A weekend African Union (AU) summit in Malabo had at its core stemming “the upsurge of an increasingly worrying situation” as regards issues affecting peace, security, sovereignty and territorial integrity of member countries.

The extraordinary summit on terrorism and unconstitutional changes of government in the Equatorial Guinea capital concerned itself with the expanding threat of terrorism and violent extremism across the continent, including the influx of foreign terrorist fighters, private military companies and mercenaries, the proliferation of armed groups, as well as transnational organised crime.

The summit heard terrorism on the continent increased after 2011 with the Libyan crisis.

This, a statement said opened the way for foreign mercenaries in the Sahel and an influx of terrorist organisations defeated in the Middle East. “Terrorism spread to other parts of the continent. From Libya to Mozambique, Mali, the Gulf of Guinea in West Africa, Somalia, the Sahel, the Lake Chad Basin and eastern DR Congo, the terrorist contagion continues to grow.”

Africa, according to AU Commission chair Moussa Faki Mahamat, “did not wait to react”.

The AU established joint forces to fight terrorism, such as AMISOM/ATMIS in Somalia, the Joint Multinational Force in the Lake Chad Basin, the G5 Sahel Joint Force, the SADC mission in Mozambique (SAMIM) and bilateral initiatives in Mozambique.

The Union reactivated legal instruments to combat terrorism, including the Plan of Action on the Prevention and Combating of Terrorism adopted in 2002, the operational framework of the OAU Convention on Combating Terrorism adopted in 1999 and its Protocol adopted in 2004, the Johannesburg Declaration on the initiative to silence the guns and the AU Roadmap on Practical Measures to Silence the Guns in Africa by 2030.

These initiatives, Moussa Faki noted did not stop terrorism.

“It continues to flourish because of a lack of inter-African solidarity with countries fighting terrorism and because we do not honour our own commitments,” he is quoted in the statement as saying.

He gave the example of the African Standby Force not yet operational since its inception adding provision of the necessary means to existing armies, among others, would mean Africa would not depend on foreign forces to fight terrorism.
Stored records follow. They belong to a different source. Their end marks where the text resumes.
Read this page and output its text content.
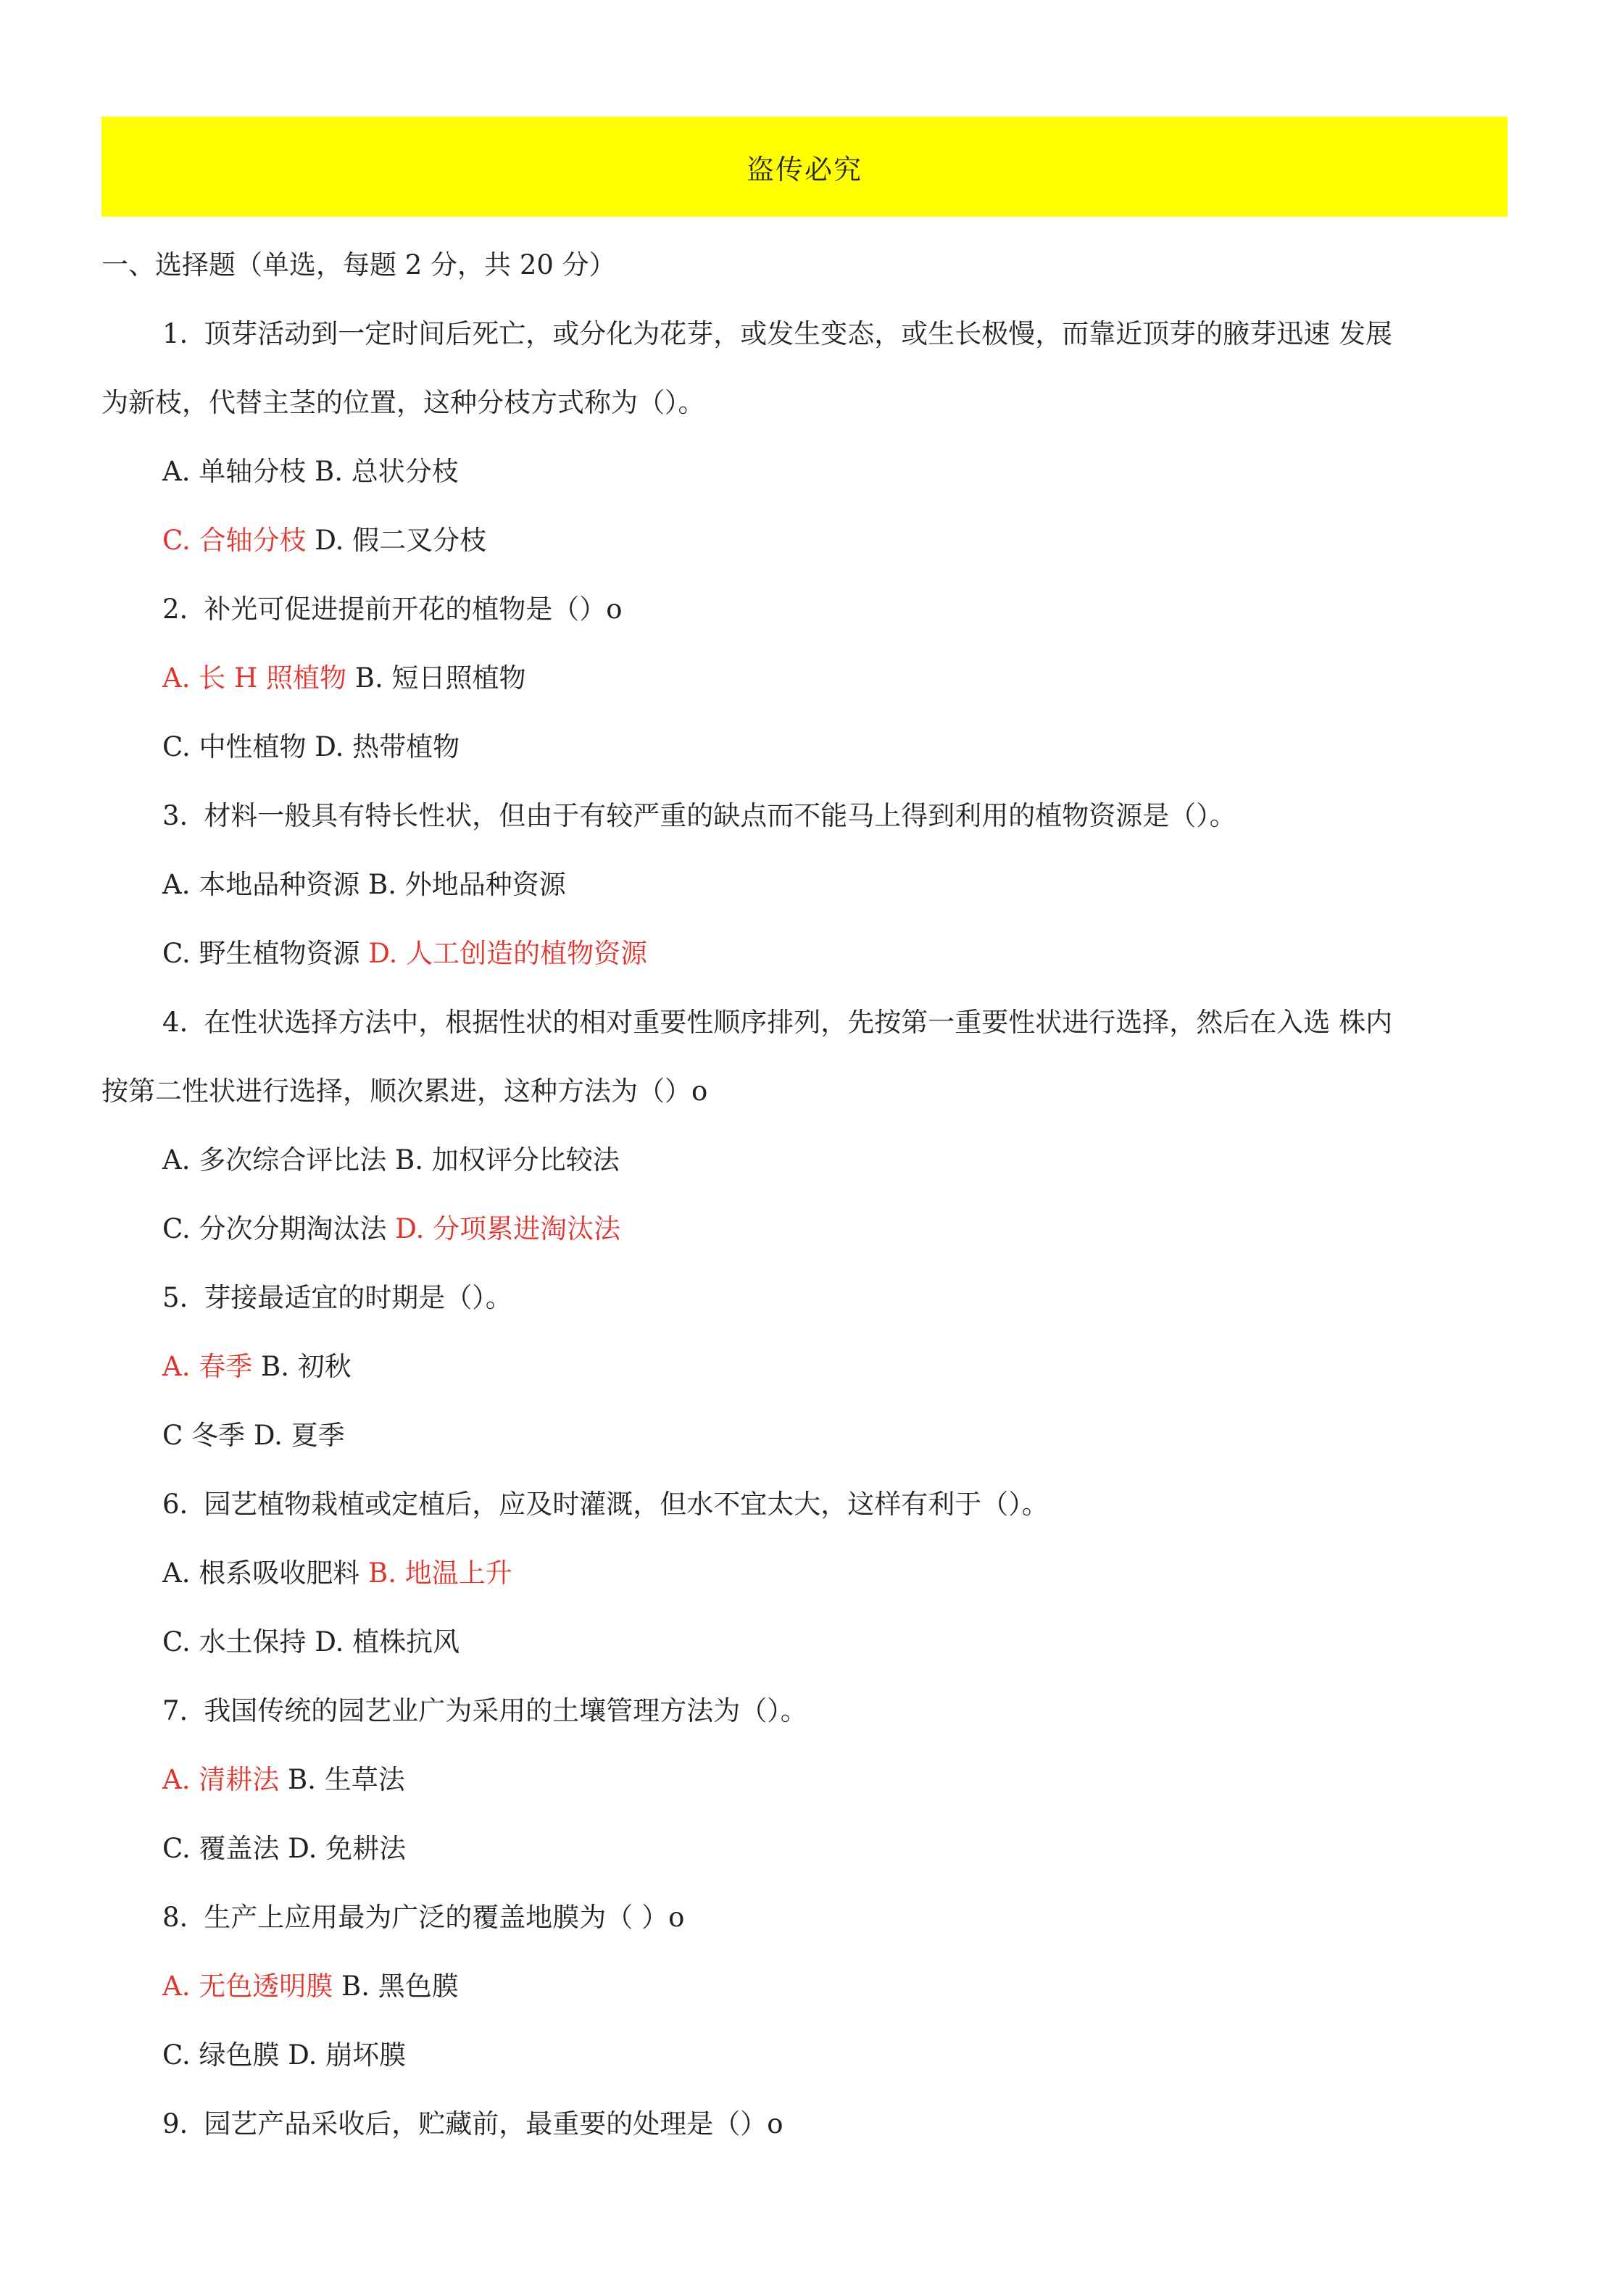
盗传必究
一、选择题（单选，每题 2 分，共 20 分）
1. 顶芽活动到一定时间后死亡，或分化为花芽，或发生变态，或生长极慢，而靠近顶芽的腋芽迅速 发展
为新枝，代替主茎的位置，这种分枝方式称为（）。
A. 单轴分枝 B. 总状分枝
C. 合轴分枝 D. 假二叉分枝
2. 补光可促进提前开花的植物是（）o
A. 长 H 照植物 B. 短日照植物
C. 中性植物 D. 热带植物
3. 材料一般具有特长性状，但由于有较严重的缺点而不能马上得到利用的植物资源是（）。
A. 本地品种资源 B. 外地品种资源
C. 野生植物资源 D. 人工创造的植物资源
4. 在性状选择方法中，根据性状的相对重要性顺序排列，先按第一重要性状进行选择，然后在入选 株内
按第二性状进行选择，顺次累进，这种方法为（）o
A. 多次综合评比法 B. 加权评分比较法
C. 分次分期淘汰法 D. 分项累进淘汰法
5. 芽接最适宜的时期是（）。
A. 春季 B. 初秋
C 冬季 D. 夏季
6. 园艺植物栽植或定植后，应及时灌溉，但水不宜太大，这样有利于（）。
A. 根系吸收肥料 B. 地温上升
C. 水土保持 D. 植株抗风
7. 我国传统的园艺业广为采用的土壤管理方法为（）。
A. 清耕法 B. 生草法
C. 覆盖法 D. 免耕法
8. 生产上应用最为广泛的覆盖地膜为（ ）o
A. 无色透明膜 B. 黑色膜
C. 绿色膜 D. 崩坏膜
9. 园艺产品采收后，贮藏前，最重要的处理是（）o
He also noted double standards applied by the international community in confronting challenges of terrorism in Africa vis-a-vis elsewhere in the world.

On the link between terrorism and unconstitutional changes of government Moussa Faki said: “The return in force of military coups in some member states was cause for consternation and concern”.

“We are witnessing resurgence of a practice we thought was gone forever with the advent of a new age, which promised a democratic era. The stability of democratic institutions is a guarantee for economic and social development. Conversely, breaks from democratic processes bring about problems on the continent. Consequently, we need to analyse the causes of the resurgence of military usurpation of power and determine the appropriate therapy.”